Common HSA QuestionsSubmitted by BCR Wealth Strategies on February 18th, 2019
High Deductible Health Plans (HDHP) are becoming more common in the healthcare space these days. Because of this, we have been receiving a lot of questions from clients about how their Health Savings Accounts (HSA) fits into their financial plan. I wanted to go over some of the questions that have been coming up.
What is an HSA and how is it beneficial? In short, an HSA is a savings account that allows you to pay for qualified medical expenses with tax-free money. HSA accounts are available to those who are in a High Deductible Health Plan. The money that goes into an HSA is before-tax money. It can be invested to grow with the market and used for qualified medical expenses tax-free. This is called a triple tax advantage.
Can I save my receipts and pay myself back later? Yes, you can. There is no time limit on when you have to reimburse yourself for medical expenses. So in theory, you can pay out of pocket, save your receipts, and reimburse yourself down the road whenever you want or need the money. However, this requires that you keep diligent records and can prove that you did not reimburse yourself previously if you are audited.

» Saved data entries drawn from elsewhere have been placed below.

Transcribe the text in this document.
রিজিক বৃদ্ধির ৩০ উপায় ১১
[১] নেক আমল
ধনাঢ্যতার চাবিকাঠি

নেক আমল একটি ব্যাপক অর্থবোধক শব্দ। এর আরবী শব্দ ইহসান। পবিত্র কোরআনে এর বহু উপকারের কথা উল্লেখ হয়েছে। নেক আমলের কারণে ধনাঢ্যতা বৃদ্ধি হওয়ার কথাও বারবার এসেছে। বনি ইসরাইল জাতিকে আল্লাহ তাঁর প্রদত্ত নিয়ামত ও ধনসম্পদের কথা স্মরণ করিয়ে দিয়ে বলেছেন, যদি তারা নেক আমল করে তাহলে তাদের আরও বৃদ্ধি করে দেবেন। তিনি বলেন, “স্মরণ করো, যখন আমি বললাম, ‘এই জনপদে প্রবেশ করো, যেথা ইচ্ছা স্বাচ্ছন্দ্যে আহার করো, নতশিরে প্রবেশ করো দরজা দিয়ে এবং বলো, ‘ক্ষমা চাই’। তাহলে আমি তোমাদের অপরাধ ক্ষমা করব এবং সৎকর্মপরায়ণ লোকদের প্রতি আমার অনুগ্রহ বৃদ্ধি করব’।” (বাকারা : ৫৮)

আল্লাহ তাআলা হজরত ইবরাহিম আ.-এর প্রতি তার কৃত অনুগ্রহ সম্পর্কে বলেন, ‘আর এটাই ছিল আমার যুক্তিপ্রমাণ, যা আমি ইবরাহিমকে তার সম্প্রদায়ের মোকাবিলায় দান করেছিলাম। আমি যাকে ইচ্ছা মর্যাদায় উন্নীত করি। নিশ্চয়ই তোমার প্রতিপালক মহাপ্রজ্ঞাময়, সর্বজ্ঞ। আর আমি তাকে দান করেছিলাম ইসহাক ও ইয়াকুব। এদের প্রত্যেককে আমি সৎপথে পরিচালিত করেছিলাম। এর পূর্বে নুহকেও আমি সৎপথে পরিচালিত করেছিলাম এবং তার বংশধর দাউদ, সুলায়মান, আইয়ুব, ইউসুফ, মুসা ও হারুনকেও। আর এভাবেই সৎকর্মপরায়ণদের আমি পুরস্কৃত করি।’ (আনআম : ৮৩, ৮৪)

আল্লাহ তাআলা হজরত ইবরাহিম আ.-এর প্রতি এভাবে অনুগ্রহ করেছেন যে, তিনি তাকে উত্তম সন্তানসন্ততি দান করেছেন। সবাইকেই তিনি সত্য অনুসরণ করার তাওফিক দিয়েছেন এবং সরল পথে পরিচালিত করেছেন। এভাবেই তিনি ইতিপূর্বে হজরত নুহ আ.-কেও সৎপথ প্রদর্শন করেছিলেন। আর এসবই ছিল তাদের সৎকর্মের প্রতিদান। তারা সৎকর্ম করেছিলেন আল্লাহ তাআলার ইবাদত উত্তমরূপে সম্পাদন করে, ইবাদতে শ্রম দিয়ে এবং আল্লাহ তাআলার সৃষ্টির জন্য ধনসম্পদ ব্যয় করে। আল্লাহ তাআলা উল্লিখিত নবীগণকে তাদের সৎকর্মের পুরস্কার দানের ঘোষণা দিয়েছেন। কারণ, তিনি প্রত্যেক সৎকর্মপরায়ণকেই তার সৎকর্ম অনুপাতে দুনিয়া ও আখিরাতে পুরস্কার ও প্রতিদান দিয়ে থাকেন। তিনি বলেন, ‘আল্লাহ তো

What happens to my HSA when I retire/change companies? Your HSA is yours even if you retire or move jobs. Depending on the new healthcare plan you are under with a new employer will determine if you can keep contributing to your HSA, but the money is yours no matter what. Once you reach age 65, you can pull money out for whatever you choose. If you pull money out for a nonqualified expense, the money will only be taxed as regular income. However, if it is for a qualified expense, then it remains tax-free.
Can I pay my insurance premiums with it? You can’t pay for your healthcare insurance premiums. However, you can pay for long-term care insurance and Medicare premiums.
Can I pull the money for any other expenses? If you distribute funds from your HSA for a nonqualified expense, then you will be subject to income taxes plus a 20% penalty based on the amount pulled. If you pulled $5,000 from the HSA for the nonqualified expense, then you would be subject to income taxes on the $5,000 and $1,000 in penalties… Sheesh.
Will I have to take Required Minimum Distributions on my HSA? You do not have to take RMDs from an HSA. Unlike an IRA, you are not required to take money out of an HSA after your reach age 70 ½.
The HSA can be a great tool in your financial plan, but it is important that you don’t fund it for the sake of “getting away without paying taxes.” Some people get too caught up in trying to find ways that avoid taxes. If you can afford to max out your HSA, great; but if you don’t have an emergency fund or don’t have your retirement savings on track, then it’s important to look at those items before focusing on HSA contributions.